Event Buffering

tim_h · on March 16, 2012

Basically, in a client-server relationship, use persistent buffering on the client-side so that the client can tolerate server downtime.

I like the simplicity of this approach. It's best to keep the low-level stuff as simple as possible when building distributed systems. It will get complicated soon enough at the higher levels.

_3u10 · on March 16, 2012

I wish people would stop using SQL as a message queue, message queuing is not what SQL was designed for.

Even if you used the shittiest message queue imaginable (email) you get this 'buffering' functionality for free.

aphyr · on March 16, 2012

The point, I think, is that the event buffer obeys the same transactional semantics as the data the event refers to. If you are not able to thread all state atomically through the message system, this can offer improved consistency guarantees.

andma · on March 16, 2012

You hit the nail on the head. If you don't need strong consistency guarantees any sort of message queue will do. That is a solved problem.

There are two key quotes from the article:

1. "... if our queue begins dropping messages, we run the risk of silently corrupting data"

The two statements that they are executing "app.update" (modifying the database) and "enqueue" (sending to message queue") are not atomic. They can make it atomic using something like 2 phase commit but implementing that will be more trouble than it's worth. Additionally, there will be performance (latency) implications since it is a synchronous operation.

2. "Notice how both of our writes are inside of a local database transaction"

Now they have atomicity very easily!

I agree with the grandparent that using SQL as a message queue is generally a bad idea. However the pitfalls are well known and can be engineered around. See this article: http://www.engineyard.com/blog/2011/5-subtle-ways-youre-usin...

I am actually working on something very similar to this at my day job. The "buffer processor" that the article is describing, we implemented using a scala process. Perhaps what's most interesting about the entire system as mentioned at the end of the article is maintaining the large amount of state for durability (we use hbase) and deliverability (we wrote a custom scala server).

_3u10 · on March 16, 2012

I don't think it really does.

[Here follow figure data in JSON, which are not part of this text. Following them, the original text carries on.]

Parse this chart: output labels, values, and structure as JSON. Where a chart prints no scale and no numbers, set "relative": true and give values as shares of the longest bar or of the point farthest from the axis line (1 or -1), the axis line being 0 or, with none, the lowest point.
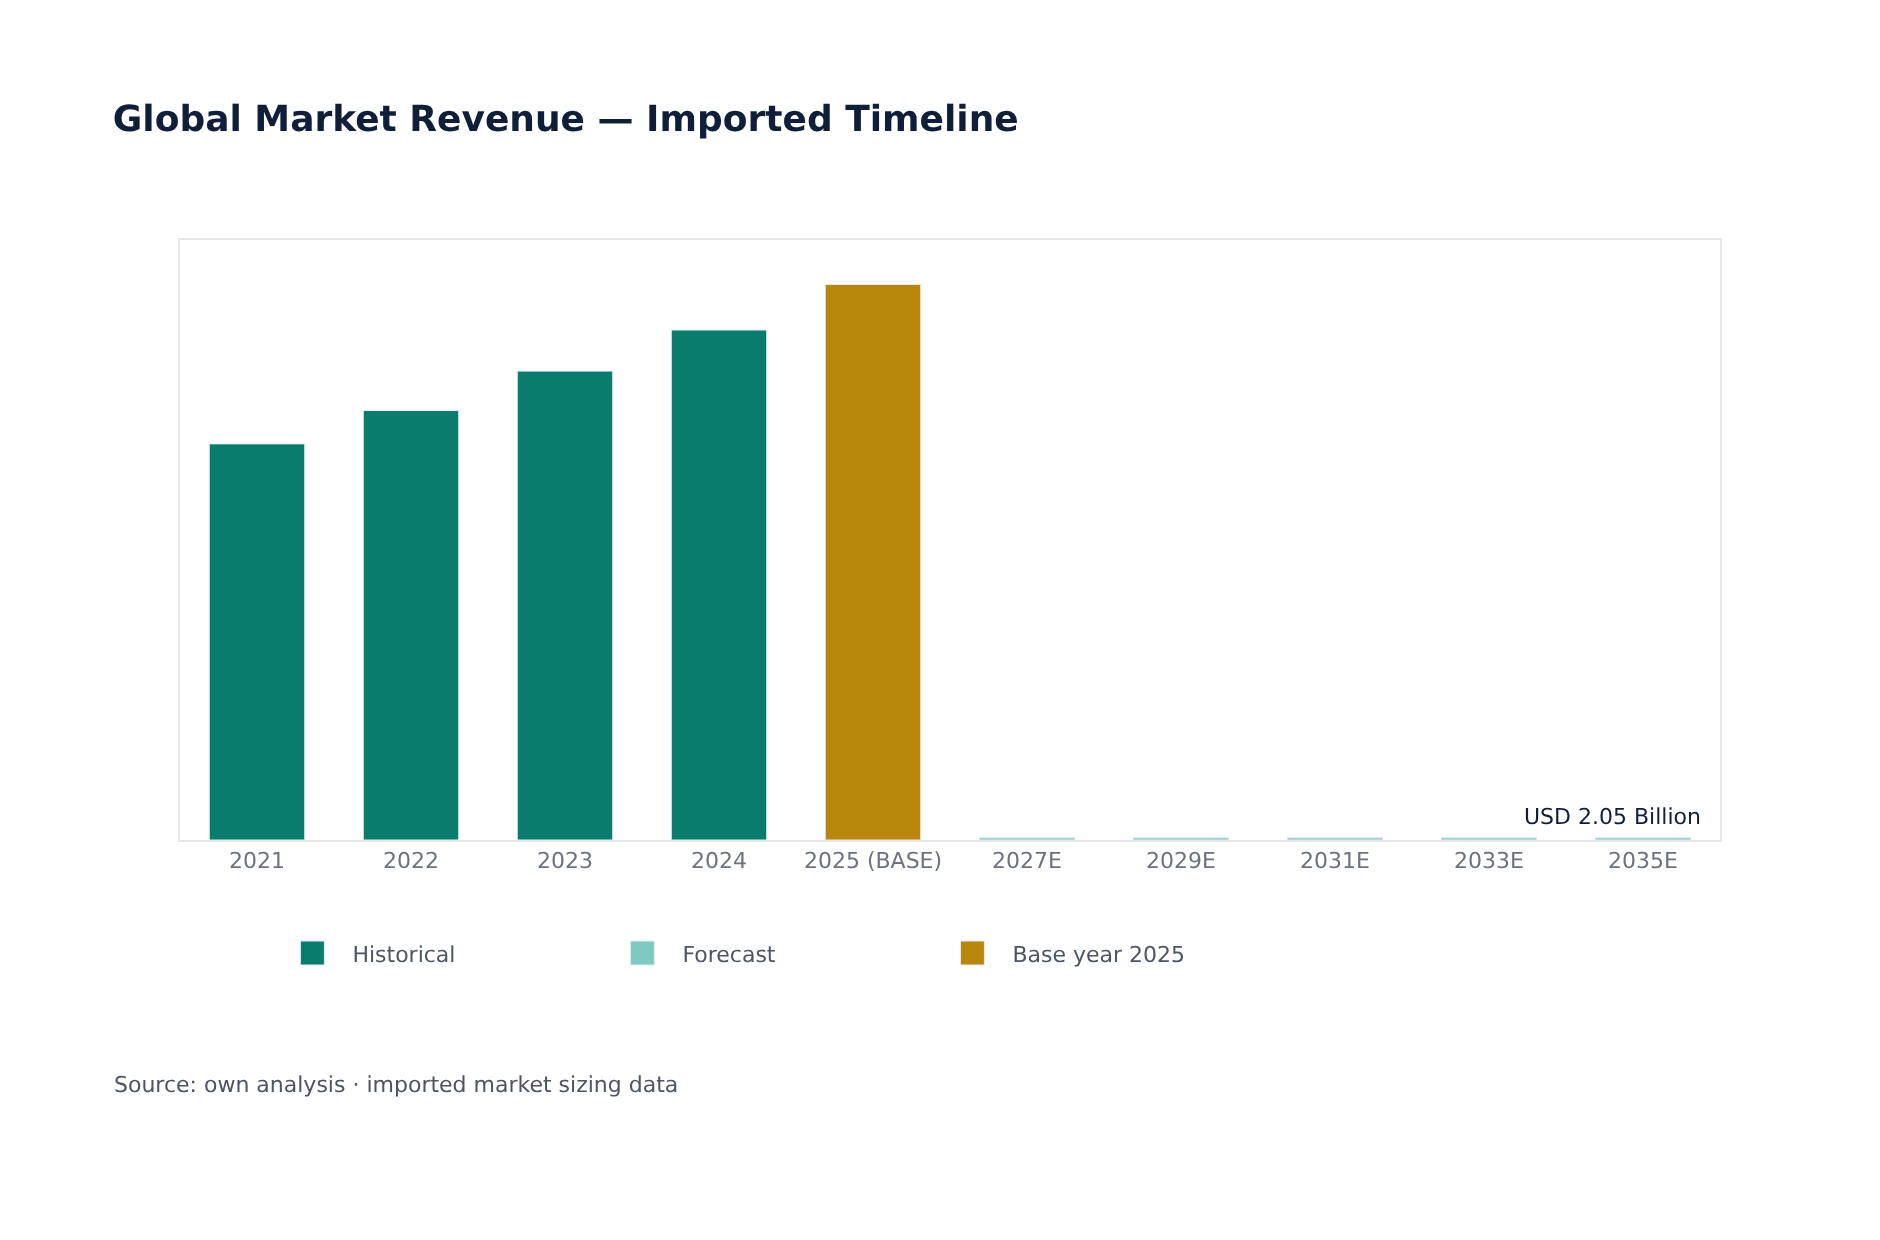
{
  "chart_data": {
    "type": "bar",
    "title": "Global Market Revenue — Imported Timeline",
    "relative": true,
    "categories": [
      "2021",
      "2022",
      "2023",
      "2024",
      "2025 (BASE)",
      "2027E",
      "2029E",
      "2031E",
      "2033E",
      "2035E"
    ],
    "series": [
      {
        "name": "Historical",
        "color": "#0a7c6e",
        "values": [
          0.713,
          0.773,
          0.844,
          0.918,
          null,
          null,
          null,
          null,
          null,
          null
        ]
      },
      {
        "name": "Forecast",
        "color": "#7fcac0",
        "values": [
          null,
          null,
          null,
          null,
          null,
          0.004,
          0.004,
          0.004,
          0.004,
          0.004
        ]
      },
      {
        "name": "Base year 2025",
        "color": "#b8860b",
        "values": [
          null,
          null,
          null,
          null,
          1,
          null,
          null,
          null,
          null,
          null
        ]
      }
    ],
    "annotations": [
      "USD 2.05 Billion",
      "Source: own analysis · imported market sizing data"
    ],
    "legend": "bottom left"
  }
}
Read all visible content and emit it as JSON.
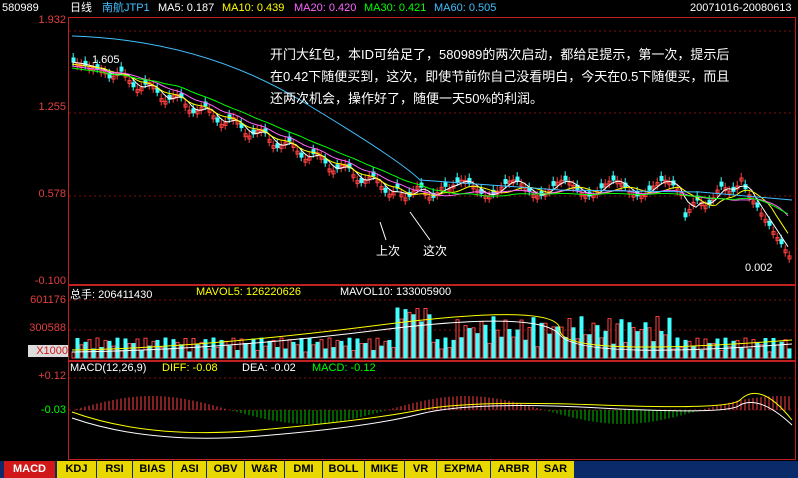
{
  "header": {
    "code": "580989",
    "period": "日线",
    "name": "南航JTP1",
    "ma5": "MA5: 0.187",
    "ma10": "MA10: 0.439",
    "ma20": "MA20: 0.420",
    "ma30": "MA30: 0.421",
    "ma60": "MA60: 0.505",
    "date_range": "20071016-20080613"
  },
  "price_axis": [
    "1.932",
    "1.255",
    "0.578",
    "-0.100"
  ],
  "price_markers": {
    "high": "1.605",
    "low": "0.002"
  },
  "annotation": "开门大红包，本ID可给足了，580989的两次启动，都给足提示，第一次，提示后在0.42下随便买到，这次，即使节前你自己没看明白，今天在0.5下随便买，而且还两次机会，操作好了，随便一天50%的利润。",
  "callouts": {
    "first": "上次",
    "second": "这次"
  },
  "volume": {
    "total": "总手: 206411430",
    "mavol5": "MAVOL5: 126220626",
    "mavol10": "MAVOL10: 133005900",
    "axis": [
      "601176",
      "300588",
      "X1000"
    ]
  },
  "macd": {
    "title": "MACD(12,26,9)",
    "diff": "DIFF: -0.08",
    "dea": "DEA: -0.02",
    "macd": "MACD: -0.12",
    "axis": [
      "+0.12",
      "-0.03"
    ]
  },
  "tabs": [
    "MACD",
    "KDJ",
    "RSI",
    "BIAS",
    "ASI",
    "OBV",
    "W&R",
    "DMI",
    "BOLL",
    "MIKE",
    "VR",
    "EXPMA",
    "ARBR",
    "SAR"
  ],
  "colors": {
    "ma5": "#ffffff",
    "ma10": "#ffff00",
    "ma20": "#ff66ff",
    "ma30": "#00ff00",
    "ma60": "#40c0ff",
    "up": "#ff4040",
    "down": "#40ffff",
    "axis": "#c02020"
  }
}
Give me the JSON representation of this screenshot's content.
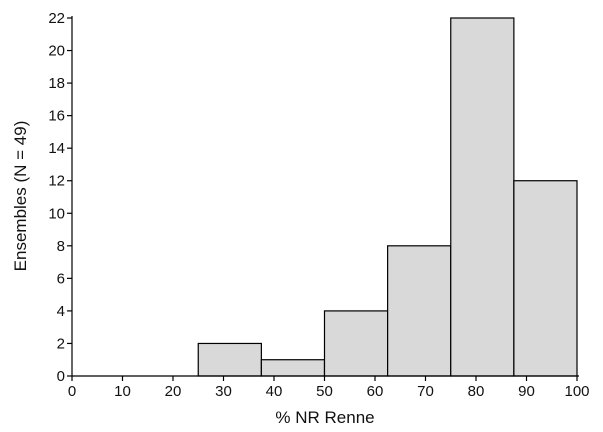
{
  "chart_data": {
    "type": "bar",
    "subtype": "histogram",
    "bins": [
      {
        "start": 25,
        "end": 37.5,
        "value": 2
      },
      {
        "start": 37.5,
        "end": 50,
        "value": 1
      },
      {
        "start": 50,
        "end": 62.5,
        "value": 4
      },
      {
        "start": 62.5,
        "end": 75,
        "value": 8
      },
      {
        "start": 75,
        "end": 87.5,
        "value": 22
      },
      {
        "start": 87.5,
        "end": 100,
        "value": 12
      }
    ],
    "xlabel": "% NR Renne",
    "ylabel": "Ensembles (N = 49)",
    "xlim": [
      0,
      100
    ],
    "ylim": [
      0,
      22
    ],
    "xticks": [
      0,
      10,
      20,
      30,
      40,
      50,
      60,
      70,
      80,
      90,
      100
    ],
    "yticks": [
      0,
      2,
      4,
      6,
      8,
      10,
      12,
      14,
      16,
      18,
      20,
      22
    ],
    "grid": false,
    "bar_fill": "#d9d9d9",
    "bar_stroke": "#000000"
  }
}
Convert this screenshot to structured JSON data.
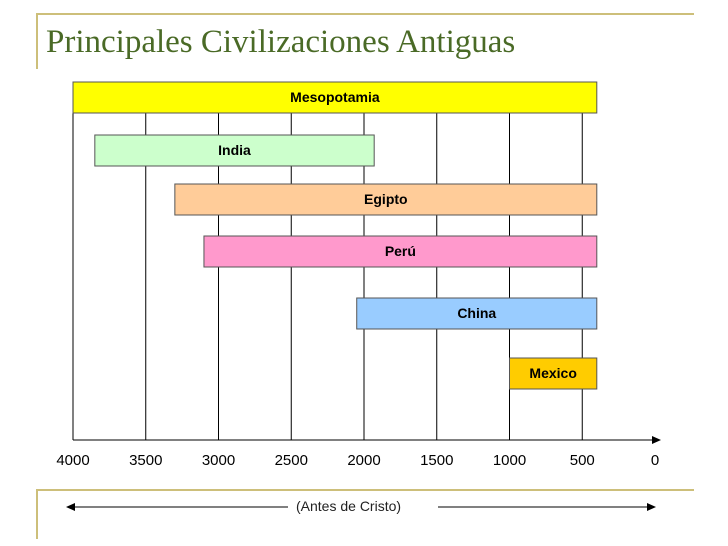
{
  "title": "Principales Civilizaciones Antiguas",
  "subcaption": "(Antes de Cristo)",
  "colors": {
    "title": "#4a6a26",
    "deco": "#cdbf7a"
  },
  "chart_data": {
    "type": "bar",
    "orientation": "horizontal-range",
    "x_ticks": [
      4000,
      3500,
      3000,
      2500,
      2000,
      1500,
      1000,
      500,
      0
    ],
    "xlim": [
      4000,
      0
    ],
    "grid": true,
    "xlabel": "(Antes de Cristo)",
    "series": [
      {
        "name": "Mesopotamia",
        "start": 4000,
        "end": 400,
        "color": "#ffff00"
      },
      {
        "name": "India",
        "start": 3850,
        "end": 1930,
        "color": "#ccffcc"
      },
      {
        "name": "Egipto",
        "start": 3300,
        "end": 400,
        "color": "#ffcc99"
      },
      {
        "name": "Perú",
        "start": 3100,
        "end": 400,
        "color": "#ff99cc"
      },
      {
        "name": "China",
        "start": 2050,
        "end": 400,
        "color": "#99ccff"
      },
      {
        "name": "Mexico",
        "start": 1000,
        "end": 400,
        "color": "#ffcc00"
      }
    ]
  }
}
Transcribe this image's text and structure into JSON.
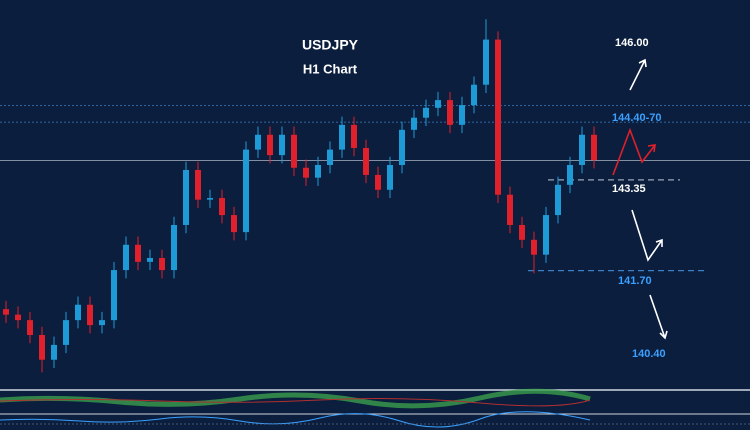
{
  "chart_data": {
    "type": "candlestick",
    "title": "USDJPY",
    "subtitle": "H1 Chart",
    "up_color": "#1e9bd7",
    "down_color": "#e0202a",
    "ylim": [
      139.53,
      146.62
    ],
    "open": [
      141.0,
      140.9,
      140.8,
      140.53,
      140.08,
      140.35,
      140.8,
      141.08,
      140.71,
      140.8,
      141.71,
      142.17,
      141.86,
      141.93,
      141.71,
      142.53,
      143.53,
      142.99,
      143.02,
      142.71,
      142.4,
      143.9,
      144.17,
      143.8,
      144.17,
      143.57,
      143.39,
      143.62,
      143.9,
      144.35,
      143.93,
      143.44,
      143.17,
      143.62,
      144.26,
      144.48,
      144.66,
      144.8,
      144.35,
      144.71,
      145.08,
      145.9,
      143.08,
      142.53,
      142.26,
      141.99,
      142.71,
      143.26,
      143.62,
      144.17
    ],
    "high": [
      141.15,
      141.05,
      140.95,
      140.68,
      140.5,
      140.95,
      141.23,
      141.23,
      140.95,
      141.86,
      142.32,
      142.32,
      142.08,
      142.08,
      142.68,
      143.68,
      143.68,
      143.17,
      143.17,
      142.86,
      144.05,
      144.32,
      144.32,
      144.32,
      144.32,
      143.72,
      143.77,
      144.05,
      144.5,
      144.5,
      144.08,
      143.59,
      143.77,
      144.41,
      144.63,
      144.81,
      144.95,
      144.95,
      144.86,
      145.23,
      146.27,
      146.05,
      143.23,
      142.68,
      142.41,
      142.86,
      143.41,
      143.77,
      144.32,
      144.32
    ],
    "low": [
      140.75,
      140.65,
      140.38,
      139.85,
      139.93,
      140.2,
      140.65,
      140.56,
      140.56,
      140.65,
      141.56,
      141.71,
      141.71,
      141.56,
      141.56,
      142.38,
      142.84,
      142.84,
      142.56,
      142.25,
      142.25,
      143.75,
      143.65,
      143.65,
      143.42,
      143.24,
      143.24,
      143.47,
      143.75,
      143.78,
      143.29,
      143.02,
      143.02,
      143.47,
      144.11,
      144.33,
      144.51,
      144.2,
      144.2,
      144.56,
      144.93,
      142.93,
      142.38,
      142.11,
      141.65,
      141.84,
      142.56,
      143.11,
      143.47,
      143.56
    ],
    "close": [
      140.9,
      140.8,
      140.53,
      140.08,
      140.35,
      140.8,
      141.08,
      140.71,
      140.8,
      141.71,
      142.17,
      141.86,
      141.93,
      141.71,
      142.53,
      143.53,
      142.99,
      143.02,
      142.71,
      142.4,
      143.9,
      144.17,
      143.8,
      144.17,
      143.57,
      143.39,
      143.62,
      143.9,
      144.35,
      143.93,
      143.44,
      143.17,
      143.62,
      144.26,
      144.48,
      144.66,
      144.8,
      144.35,
      144.71,
      145.08,
      145.9,
      143.08,
      142.53,
      142.26,
      141.99,
      142.71,
      143.26,
      143.62,
      144.17,
      143.71
    ],
    "resistance_lines": [
      144.7,
      144.4
    ],
    "support_lines": [
      143.35,
      141.7
    ],
    "current_price": 143.7,
    "price_labels": [
      "146.00",
      "144.40-70",
      "143.35",
      "141.70",
      "140.40"
    ]
  }
}
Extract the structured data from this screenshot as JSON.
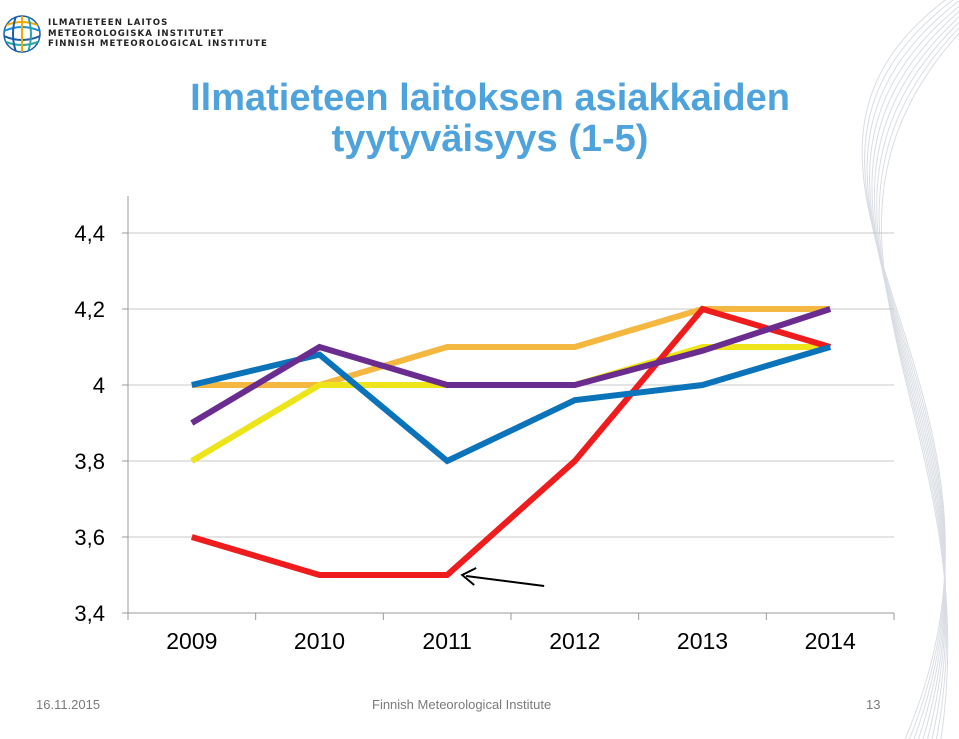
{
  "logo": {
    "lines": [
      "ILMATIETEEN LAITOS",
      "METEOROLOGISKA INSTITUTET",
      "FINNISH METEOROLOGICAL INSTITUTE"
    ]
  },
  "title": {
    "line1": "Ilmatieteen laitoksen asiakkaiden",
    "line2": "tyytyväisyys (1-5)"
  },
  "footer": {
    "date": "16.11.2015",
    "organization": "Finnish Meteorological Institute",
    "page": "13"
  },
  "colors": {
    "title": "#4fa3dc",
    "red": "#ee1c1c",
    "blue": "#0b73b9",
    "purple": "#6a2c8e",
    "orange": "#f4b740",
    "yellow": "#ede51a"
  },
  "chart_data": {
    "type": "line",
    "categories": [
      "2009",
      "2010",
      "2011",
      "2012",
      "2013",
      "2014"
    ],
    "ylim": [
      3.4,
      4.4
    ],
    "yticks": [
      "3,4",
      "3,6",
      "3,8",
      "4",
      "4,2",
      "4,4"
    ],
    "ytick_values": [
      3.4,
      3.6,
      3.8,
      4.0,
      4.2,
      4.4
    ],
    "grid": true,
    "legend": "none",
    "series": [
      {
        "color": "#f4b740",
        "values": [
          4.0,
          4.0,
          4.1,
          4.1,
          4.2,
          4.2
        ]
      },
      {
        "color": "#ede51a",
        "values": [
          3.8,
          4.0,
          4.0,
          4.0,
          4.1,
          4.1
        ]
      },
      {
        "color": "#ee1c1c",
        "values": [
          3.6,
          3.5,
          3.5,
          3.8,
          4.2,
          4.1
        ]
      },
      {
        "color": "#0b73b9",
        "values": [
          4.0,
          4.08,
          3.8,
          3.96,
          4.0,
          4.1
        ]
      },
      {
        "color": "#6a2c8e",
        "values": [
          3.9,
          4.1,
          4.0,
          4.0,
          4.09,
          4.2
        ]
      }
    ],
    "annotation": {
      "type": "arrow",
      "points_to": {
        "category": "2011",
        "value": 3.5
      }
    }
  }
}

Technically it can but in the real world when people turn to ACID semantics to make an async system appear sync they screw it up.

Very few people set their consistency level to serializable which means that they probably have a whole tonne of race conditions that they don't think they have in their code. Even with the consistency level set to serializable you generally still end up with lots of strange state bugs.

Most of the point of messaging systems are to create asynchronous systems, the point of ACID semantics is to make an async system appear synchronous. If the issue is purely one of making a couple database writes then you probably don't need the message queue in the first place, if the couple of database writes depends on an external service then you've lost all the consistency you thought you had. (Unless the external service supports transaction semantics and you've got a 2PC system setup)

skMed · on March 16, 2012

This sort of event buffer may also be achieved by leveraging Change Data Capture (CDC) features if they are supported by your data store. For example, when CDC is enabled in SQL Server, an agent service will periodically examine the transaction log and move data changes to transient "buffer tables" automatically. Since this is happening as a background service, there is no need for a developer to explicitly perform a write operation to these buffer tables.

ryandotsmith · on March 16, 2012

Interesting. Given that I primarily use PostgreSQL, I have not come across this feature in my day-to-day. However, I can imagine building such a thing in PostgreSQL. Perhaps with a system of triggers and dblink [1] one can create a mechanism to achieve a similar result.

1. http://www.postgresql.org/docs/9.1/static/dblink.html

skMed · on March 16, 2012

CDC is definitely a more enterprise-y feature (Oracle, SQL Server, etc.). I have had to build the same sort of tracking via triggers in the past, so I would definitely agree with you. I am not super familiar with the PostgreSQL road map, but maybe it is a long-term goal.